N 1st St & Dickson St. St. Louis, Missouri
Just under two years ago, the start of my graduate studies at Columbia College, I came upon an jewel in the rough so to speak. While navigating google maps for a specific location to shoot in St. Louis, Mo. I stumbled upon a section that showed an earth work in an abandon lot. I was so fascinated by the idea, and the location of this piece in the middle of one of St. Louis’s most run down an vacant areas that I wanted to make a photograph about it. The image below.
Over the recent holiday break, I began thinking about that photograph again and decided that instead of relying on the technique of comparing and contrasting I would instead work with and through sequencing. Giving just as much visual impact for the sat image to be appropriated and stand on its own.

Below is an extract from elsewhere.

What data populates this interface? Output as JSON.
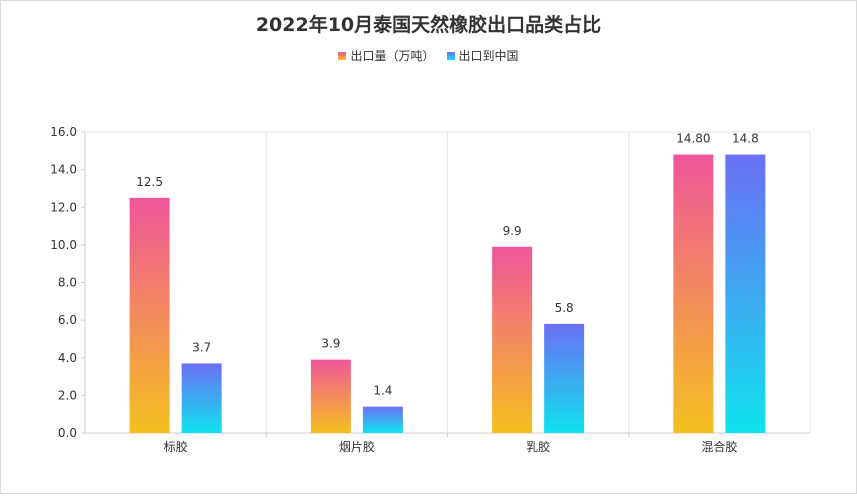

So recently armed with the knowledge that DigitalGlobe had launched their new WorldViewI satellite for Google I was hopeful for a better resolution of that particular lot. With that in mind I should have known better. Now old buildings and structures are magnates for real estate developing. However, unlike most cities the historical protection of St. Louis architecture is practically nil. Instead of the macabre work around of gutting a building and leaving its skin they just bulldoze it to the ground and haul away the fill. Recently this particular area in St. Louis has been green lit for on shore gambling and the future site of a new four-lane bridge spanning the Mississippi. It is changing at an alarming rate. The lot and its airplane is nothing more than a fresh layer of turned up “lot rubble”. Once its wings spanned the entirety of that brown lot. Now the only evidence is access roads and well-worn tracks from trucks hauling away the bits of turn of the century masonry and glass. Yet carefully and almost hidden at the base of a high gain power line was an insignificant and rather crude Smithson-esque spiral. So who is creating these things, and for whom?